New fathers: hospital policy

St James hospital, Leeds:

"Should there be any problem after the birth, facilities are available for fathers to stay over. But, usually, we wouldn't have the facilities. There are other patients to consider. There are security issues to think about: we don't vet fathers who come to the wards. In an ideal world we would have these facilities, but it's not and we don't."

St Mary's Hospital for Women and Children, Manchester

"The hospital is a specialist unit that tends to deliver women with particular problems. Most of our maternity wards are single rooms so fathers can sleep here. When a child is stillborn, we offer the 'rainbow room' where parents can stay with the body overnight."

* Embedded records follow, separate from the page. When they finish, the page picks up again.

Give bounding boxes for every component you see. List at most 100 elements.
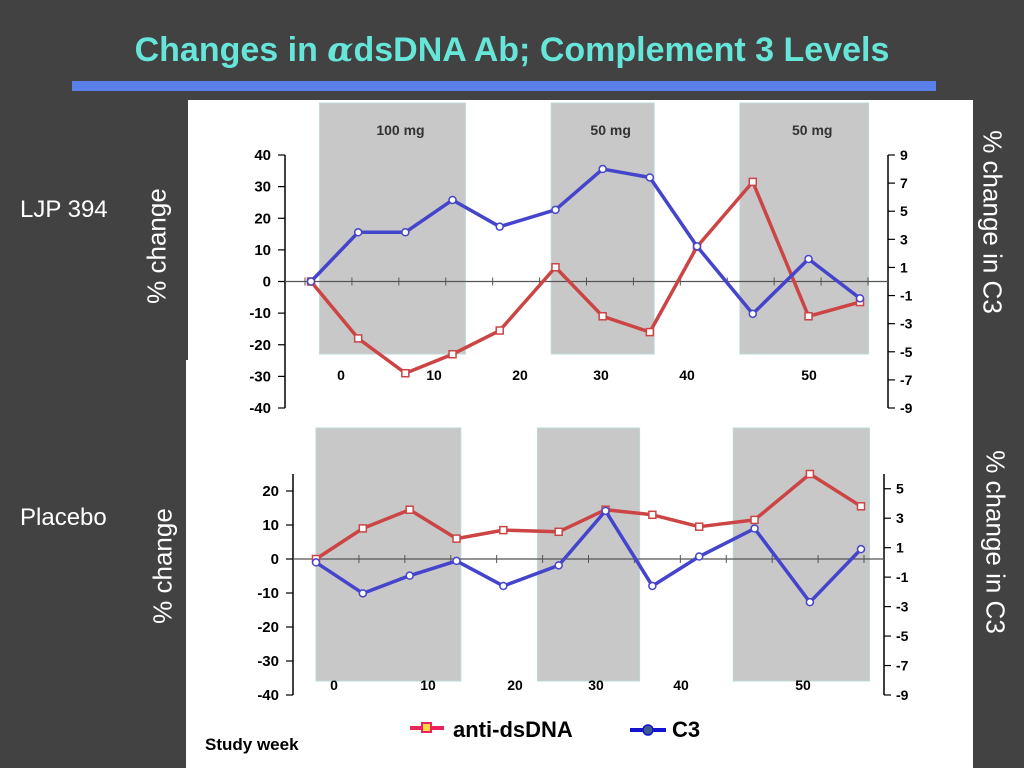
title-prefix: Changes in <box>134 31 328 69</box>
dose-band-label: 50 mg <box>792 122 832 138</box>
data-point-c3 <box>598 164 607 174</box>
y-tick-label-left: 30 <box>254 179 271 196</box>
data-point-c3 <box>448 195 457 205</box>
alpha-symbol: α <box>327 30 354 70</box>
y-tick-label-left: -10 <box>257 585 279 602</box>
data-point-c3 <box>855 294 865 303</box>
data-point-anti-dsdna <box>856 502 866 511</box>
data-point-anti-dsdna <box>405 505 414 514</box>
data-point-c3 <box>804 254 813 264</box>
y-tick-label-left: -30 <box>249 368 271 385</box>
y-tick-label-right: 9 <box>900 147 908 163</box>
data-point-anti-dsdna <box>353 334 363 343</box>
series-line-anti-dsdna <box>315 472 862 561</box>
row-label-placebo: Placebo <box>20 504 107 531</box>
row-label-ljp394: LJP 394 <box>20 196 108 223</box>
slide-title: Changes in αdsDNA Ab; Complement 3 Level… <box>0 30 1024 70</box>
x-tick-label: 30 <box>588 677 604 693</box>
data-point-anti-dsdna <box>804 312 813 321</box>
data-point-c3 <box>805 597 815 607</box>
y-tick-label-right: -7 <box>896 658 909 674</box>
data-point-c3 <box>692 242 702 251</box>
data-point-c3 <box>648 581 657 591</box>
x-tick-label: 20 <box>507 677 523 693</box>
y-tick-label-right: -9 <box>900 400 913 416</box>
data-point-c3 <box>401 228 410 237</box>
y-tick-label-right: -5 <box>900 344 913 360</box>
y-tick-label-right: -3 <box>900 316 913 332</box>
x-tick-label: 50 <box>795 677 811 693</box>
data-point-c3 <box>748 309 758 319</box>
y-tick-label-right: 5 <box>896 481 904 497</box>
y-tick-label-left: -20 <box>249 337 271 354</box>
dose-band <box>732 427 871 682</box>
x-tick-label: 30 <box>593 367 609 383</box>
y-tick-label-left: 0 <box>263 274 271 291</box>
y-tick-label-left: -20 <box>257 619 279 636</box>
y-tick-label-left: -40 <box>249 400 271 417</box>
series-line-anti-dsdna <box>309 180 861 375</box>
y-tick-label-left: 10 <box>262 517 279 534</box>
y-tick-label-right: 3 <box>896 510 904 526</box>
data-point-anti-dsdna <box>648 510 657 520</box>
chart-placebo: 20 10 0 -10 -20 -30 -40 5 3 1 -1 -3 -5 -7 -9 0 10 20 30 40 5… <box>257 427 909 704</box>
data-point-anti-dsdna <box>645 327 655 337</box>
data-point-anti-dsdna <box>452 534 461 543</box>
data-point-anti-dsdna <box>554 527 563 537</box>
dose-band <box>739 102 870 355</box>
data-point-c3 <box>306 277 316 286</box>
y-tick-label-right: -3 <box>896 599 909 615</box>
data-point-c3 <box>601 506 610 516</box>
y-tick-label-right: 1 <box>896 540 904 556</box>
x-tick-label: 40 <box>679 367 695 383</box>
dose-band <box>315 427 462 682</box>
data-point-c3 <box>353 228 363 237</box>
data-point-anti-dsdna <box>401 368 410 378</box>
data-point-anti-dsdna <box>694 522 704 531</box>
data-point-c3 <box>645 173 655 182</box>
y-tick-label-right: 1 <box>900 259 908 275</box>
data-point-c3 <box>405 571 414 580</box>
x-tick-label: 40 <box>673 677 689 693</box>
data-point-anti-dsdna <box>805 469 815 479</box>
chart-ljp394: 100 mg 50 mg 50 mg403020100-10-20-30-40975… <box>249 102 913 417</box>
series-line-c3 <box>309 167 862 316</box>
data-point-c3 <box>499 581 508 591</box>
data-point-anti-dsdna <box>750 515 759 525</box>
data-point-c3 <box>856 544 866 554</box>
data-point-anti-dsdna <box>495 326 504 335</box>
data-point-c3 <box>358 589 368 598</box>
title-underline <box>72 81 936 91</box>
data-point-anti-dsdna <box>448 349 457 359</box>
title-suffix: dsDNA Ab; Complement 3 Levels <box>353 31 890 69</box>
y-tick-label-left: 10 <box>254 242 271 259</box>
y-tick-label-left: -30 <box>257 653 279 670</box>
data-point-anti-dsdna <box>598 312 607 321</box>
x-tick-label: 10 <box>426 367 442 383</box>
y-tick-label-left: -40 <box>257 687 279 704</box>
y-tick-label-left: -10 <box>249 305 271 322</box>
data-point-c3 <box>311 558 321 567</box>
y-tick-label-right: 7 <box>900 175 908 191</box>
y-tick-label-right: 5 <box>900 203 908 219</box>
y-tick-label-right: 3 <box>900 231 908 247</box>
x-tick-label: 10 <box>420 677 436 693</box>
data-point-c3 <box>694 552 704 561</box>
data-point-c3 <box>495 222 504 231</box>
data-point-anti-dsdna <box>499 525 508 535</box>
dose-band <box>319 102 466 355</box>
y-tick-label-right: -7 <box>900 372 913 388</box>
y-tick-label-left: 0 <box>271 551 279 568</box>
data-point-anti-dsdna <box>551 263 560 272</box>
x-tick-label: 0 <box>330 677 338 693</box>
dose-band-label: 100 mg <box>376 122 424 138</box>
y-tick-label-left: 20 <box>254 210 271 227</box>
dose-band <box>536 427 641 682</box>
y-tick-label-right: -1 <box>900 288 913 304</box>
data-point-c3 <box>750 524 759 533</box>
x-tick-label: 50 <box>801 367 817 383</box>
y-tick-label-right: -9 <box>896 687 909 703</box>
y-tick-label-left: 40 <box>254 147 271 164</box>
data-point-anti-dsdna <box>748 177 758 187</box>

Liverpool Women's Hospital:

"We offer a very positive policy towards fathers who wish to stay over. We think it is beneficial because it bonds the family grouping. He can support the wife and give assistance to the baby. All our fathers have been moved by staying. The problem is many are not able to because of work. We are fortunate in being a new hospital with a lot of single rooms. We do not actively encourage fathers to stay because we do not want to create extra demand. But if we had more single-room accommodation, we would actively encourage them."

Queen's Medical Centre, Nottingham

"We have put-you-up beds that can be used by fathers in side rooms. But if it became normal practice for men to stay over, it would become very difficult. We have a lot of four-bedded bays. You would have a husband there with three strange women. I don't think the men would be comfortable. The majority want to get home and tell everyone about it."

King's College hospital, London

"If there is felt to be a need, such as a major antenatal problem or the baby has died, we have a small proportion of single rooms where fathers can also sleep on a z-bed. But we can't accommodate fathers usually. Most hospitals were not designed for the new man."